É verdade que um tirano foi deposto e um presidente democraticamente eleito
deverá assumir. Mas, por outro lado, os mesmos militares que sustentavam a
ditadura de Mubarak não hesitaram em dissolver um Parlamento legítimo nem em
desidratar os poderes presidenciais antes de entregá-los a Mohamed Mursi. É
crível a hipótese de que os generais tenham negociado para seguir no comando da
ampla rede de empreendimentos ligados às Forças Armadas -e das propinas
correspondentes.
De resto, Mursi é um islamita. Embora não tenha dado nenhum indício de que
pretenda instalar uma teocracia, não parece sábio apostar numa era de
liberdades civis para todos.
Esse sentimento ganha força com a leitura de "Por que Nações Fracassam", de Daron Acemoglu e James Robinson, lançado em março nos EUA. Os autores sustentam -e tentam provar, por meio de convincentes exemplos- que o principal fator a distinguir países que dão certo de seus congêneres malogrados é a existência de instituições que promovem o poder político dos cidadãos e lhes permitem tirar proveito das oportunidades econômicas.
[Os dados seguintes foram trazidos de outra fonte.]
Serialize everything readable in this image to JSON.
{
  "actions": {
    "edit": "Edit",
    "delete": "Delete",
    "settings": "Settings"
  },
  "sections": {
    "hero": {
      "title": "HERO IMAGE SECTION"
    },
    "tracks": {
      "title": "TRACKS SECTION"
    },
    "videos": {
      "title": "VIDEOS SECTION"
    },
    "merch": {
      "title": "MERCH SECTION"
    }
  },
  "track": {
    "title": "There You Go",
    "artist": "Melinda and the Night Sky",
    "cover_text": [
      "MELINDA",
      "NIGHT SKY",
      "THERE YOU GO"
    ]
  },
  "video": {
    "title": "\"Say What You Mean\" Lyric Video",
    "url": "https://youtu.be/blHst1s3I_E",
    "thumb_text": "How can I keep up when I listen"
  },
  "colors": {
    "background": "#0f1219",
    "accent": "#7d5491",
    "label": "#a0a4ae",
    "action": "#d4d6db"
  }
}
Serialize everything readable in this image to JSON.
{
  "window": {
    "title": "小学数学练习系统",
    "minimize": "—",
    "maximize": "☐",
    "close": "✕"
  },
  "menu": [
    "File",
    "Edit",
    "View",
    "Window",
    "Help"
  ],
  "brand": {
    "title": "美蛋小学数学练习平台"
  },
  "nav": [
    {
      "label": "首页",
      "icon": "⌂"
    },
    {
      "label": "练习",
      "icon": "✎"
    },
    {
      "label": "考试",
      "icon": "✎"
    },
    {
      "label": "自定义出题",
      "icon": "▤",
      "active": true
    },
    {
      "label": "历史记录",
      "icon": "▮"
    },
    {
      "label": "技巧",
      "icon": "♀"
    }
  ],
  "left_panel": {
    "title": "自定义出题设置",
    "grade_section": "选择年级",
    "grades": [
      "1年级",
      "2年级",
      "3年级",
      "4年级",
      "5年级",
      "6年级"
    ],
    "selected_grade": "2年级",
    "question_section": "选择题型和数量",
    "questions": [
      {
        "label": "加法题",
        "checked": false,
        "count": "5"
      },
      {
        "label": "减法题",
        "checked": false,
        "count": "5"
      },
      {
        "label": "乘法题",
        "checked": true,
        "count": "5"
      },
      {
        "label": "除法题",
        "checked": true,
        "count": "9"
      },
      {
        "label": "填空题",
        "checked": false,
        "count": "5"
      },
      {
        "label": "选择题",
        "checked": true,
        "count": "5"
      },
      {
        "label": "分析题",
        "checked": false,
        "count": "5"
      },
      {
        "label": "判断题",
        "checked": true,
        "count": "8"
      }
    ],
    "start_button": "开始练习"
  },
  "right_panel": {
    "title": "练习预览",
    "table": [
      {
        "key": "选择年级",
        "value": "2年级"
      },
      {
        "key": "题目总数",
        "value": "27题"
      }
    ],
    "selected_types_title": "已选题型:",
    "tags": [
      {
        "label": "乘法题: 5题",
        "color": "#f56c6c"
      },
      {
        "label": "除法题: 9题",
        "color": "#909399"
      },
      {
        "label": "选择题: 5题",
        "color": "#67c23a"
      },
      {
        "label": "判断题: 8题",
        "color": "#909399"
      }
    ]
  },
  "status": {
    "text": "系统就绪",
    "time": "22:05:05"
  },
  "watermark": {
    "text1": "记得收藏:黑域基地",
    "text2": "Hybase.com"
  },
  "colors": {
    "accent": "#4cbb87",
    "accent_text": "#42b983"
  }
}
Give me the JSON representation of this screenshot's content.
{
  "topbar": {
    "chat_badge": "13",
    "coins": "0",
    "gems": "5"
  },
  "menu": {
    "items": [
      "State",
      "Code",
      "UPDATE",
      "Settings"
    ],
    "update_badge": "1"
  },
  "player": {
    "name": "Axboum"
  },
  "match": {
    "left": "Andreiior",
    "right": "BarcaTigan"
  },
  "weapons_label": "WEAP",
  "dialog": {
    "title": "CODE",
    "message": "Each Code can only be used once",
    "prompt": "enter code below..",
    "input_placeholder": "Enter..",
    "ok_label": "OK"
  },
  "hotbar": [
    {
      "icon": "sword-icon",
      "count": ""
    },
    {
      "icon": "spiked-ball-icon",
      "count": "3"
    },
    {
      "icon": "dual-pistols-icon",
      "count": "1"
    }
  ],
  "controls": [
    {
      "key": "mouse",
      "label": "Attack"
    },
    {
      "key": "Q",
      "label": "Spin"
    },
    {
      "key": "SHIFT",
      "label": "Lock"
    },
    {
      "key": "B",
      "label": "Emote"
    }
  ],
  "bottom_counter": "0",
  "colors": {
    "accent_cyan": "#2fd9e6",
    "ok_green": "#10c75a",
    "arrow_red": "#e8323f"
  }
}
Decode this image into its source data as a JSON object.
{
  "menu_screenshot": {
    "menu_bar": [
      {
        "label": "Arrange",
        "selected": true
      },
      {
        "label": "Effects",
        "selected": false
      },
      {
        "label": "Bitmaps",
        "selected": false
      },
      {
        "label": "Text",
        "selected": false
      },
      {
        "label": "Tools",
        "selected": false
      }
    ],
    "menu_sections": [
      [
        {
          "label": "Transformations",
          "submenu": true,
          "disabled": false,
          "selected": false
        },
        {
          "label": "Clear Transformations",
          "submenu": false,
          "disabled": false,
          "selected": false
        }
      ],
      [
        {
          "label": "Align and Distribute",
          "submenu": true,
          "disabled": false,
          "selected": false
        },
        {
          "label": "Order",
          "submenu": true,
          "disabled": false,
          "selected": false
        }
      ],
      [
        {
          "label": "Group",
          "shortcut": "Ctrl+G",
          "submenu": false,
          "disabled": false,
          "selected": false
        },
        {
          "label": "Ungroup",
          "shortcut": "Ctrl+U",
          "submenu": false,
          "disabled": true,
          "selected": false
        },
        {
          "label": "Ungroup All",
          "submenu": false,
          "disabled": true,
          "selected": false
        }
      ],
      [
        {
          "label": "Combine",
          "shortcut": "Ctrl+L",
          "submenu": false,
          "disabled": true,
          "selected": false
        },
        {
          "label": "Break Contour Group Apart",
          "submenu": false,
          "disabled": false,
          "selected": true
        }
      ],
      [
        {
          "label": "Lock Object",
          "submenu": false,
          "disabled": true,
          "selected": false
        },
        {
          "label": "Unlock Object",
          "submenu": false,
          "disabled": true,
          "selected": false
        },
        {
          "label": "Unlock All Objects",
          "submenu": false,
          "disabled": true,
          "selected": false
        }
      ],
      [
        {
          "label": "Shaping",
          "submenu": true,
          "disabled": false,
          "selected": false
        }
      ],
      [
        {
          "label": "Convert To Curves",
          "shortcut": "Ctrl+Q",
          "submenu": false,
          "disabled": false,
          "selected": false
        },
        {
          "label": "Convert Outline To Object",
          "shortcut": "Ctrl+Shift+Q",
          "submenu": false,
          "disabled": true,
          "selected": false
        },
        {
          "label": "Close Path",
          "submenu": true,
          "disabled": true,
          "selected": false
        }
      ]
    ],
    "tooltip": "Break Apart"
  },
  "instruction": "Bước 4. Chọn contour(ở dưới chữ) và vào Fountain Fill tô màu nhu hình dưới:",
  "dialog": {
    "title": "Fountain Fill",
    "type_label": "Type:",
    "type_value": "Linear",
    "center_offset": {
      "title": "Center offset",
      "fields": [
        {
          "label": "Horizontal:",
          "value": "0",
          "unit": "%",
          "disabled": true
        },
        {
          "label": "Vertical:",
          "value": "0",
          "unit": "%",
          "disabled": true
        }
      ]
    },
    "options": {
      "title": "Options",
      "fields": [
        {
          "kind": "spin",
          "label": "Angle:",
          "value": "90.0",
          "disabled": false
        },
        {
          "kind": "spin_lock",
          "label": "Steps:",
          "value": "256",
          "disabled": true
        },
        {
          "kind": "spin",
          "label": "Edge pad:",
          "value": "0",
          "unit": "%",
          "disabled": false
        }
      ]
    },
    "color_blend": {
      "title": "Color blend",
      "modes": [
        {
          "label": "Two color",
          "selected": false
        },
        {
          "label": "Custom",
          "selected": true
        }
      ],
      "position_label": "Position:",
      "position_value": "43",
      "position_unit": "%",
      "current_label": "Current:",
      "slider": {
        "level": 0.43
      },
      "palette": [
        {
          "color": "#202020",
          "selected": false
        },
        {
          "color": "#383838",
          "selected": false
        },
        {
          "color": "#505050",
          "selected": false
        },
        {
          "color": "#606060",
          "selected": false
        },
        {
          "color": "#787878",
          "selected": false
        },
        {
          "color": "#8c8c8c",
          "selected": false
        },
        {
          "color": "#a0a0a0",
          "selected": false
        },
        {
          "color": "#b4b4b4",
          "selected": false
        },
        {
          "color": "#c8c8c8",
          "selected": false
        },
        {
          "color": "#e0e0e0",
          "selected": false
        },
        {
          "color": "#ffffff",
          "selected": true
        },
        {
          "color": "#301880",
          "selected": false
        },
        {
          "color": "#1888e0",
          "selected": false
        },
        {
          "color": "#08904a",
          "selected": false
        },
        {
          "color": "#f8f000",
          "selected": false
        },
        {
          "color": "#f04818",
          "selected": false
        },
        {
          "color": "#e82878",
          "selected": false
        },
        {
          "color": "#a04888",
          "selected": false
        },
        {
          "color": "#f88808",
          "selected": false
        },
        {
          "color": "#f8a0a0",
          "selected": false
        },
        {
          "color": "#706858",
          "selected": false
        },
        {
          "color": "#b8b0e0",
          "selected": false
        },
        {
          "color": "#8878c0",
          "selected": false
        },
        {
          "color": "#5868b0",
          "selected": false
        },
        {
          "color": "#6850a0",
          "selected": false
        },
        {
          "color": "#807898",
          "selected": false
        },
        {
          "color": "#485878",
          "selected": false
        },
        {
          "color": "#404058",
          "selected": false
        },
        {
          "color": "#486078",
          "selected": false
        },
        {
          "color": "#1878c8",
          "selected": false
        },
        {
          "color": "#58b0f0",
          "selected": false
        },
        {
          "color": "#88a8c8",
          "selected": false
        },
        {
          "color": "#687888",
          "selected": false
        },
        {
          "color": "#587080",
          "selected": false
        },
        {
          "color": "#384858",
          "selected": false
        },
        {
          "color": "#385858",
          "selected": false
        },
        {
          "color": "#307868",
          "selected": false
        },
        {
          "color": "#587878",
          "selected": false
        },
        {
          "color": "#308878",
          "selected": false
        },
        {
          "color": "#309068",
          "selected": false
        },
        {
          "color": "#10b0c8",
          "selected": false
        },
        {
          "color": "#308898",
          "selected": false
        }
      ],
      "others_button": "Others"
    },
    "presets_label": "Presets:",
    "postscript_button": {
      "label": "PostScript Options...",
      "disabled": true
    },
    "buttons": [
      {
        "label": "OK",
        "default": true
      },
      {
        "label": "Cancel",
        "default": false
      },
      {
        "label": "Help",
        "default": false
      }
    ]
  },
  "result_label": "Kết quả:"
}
Para Acemoglu e Robinson, o Egito é pobre não por causa de fatalidades geográficas e culturais, mas porque sempre foi dirigido por elites que organizaram o sistema para beneficiar a si próprias. Até onde se vê, esse arranjo ainda não foi rompido. Se as coisas continuarem assim, a Primavera Árabe será mais uma das muitas revoluções para não mudar nada a que os egípcios já assistiram.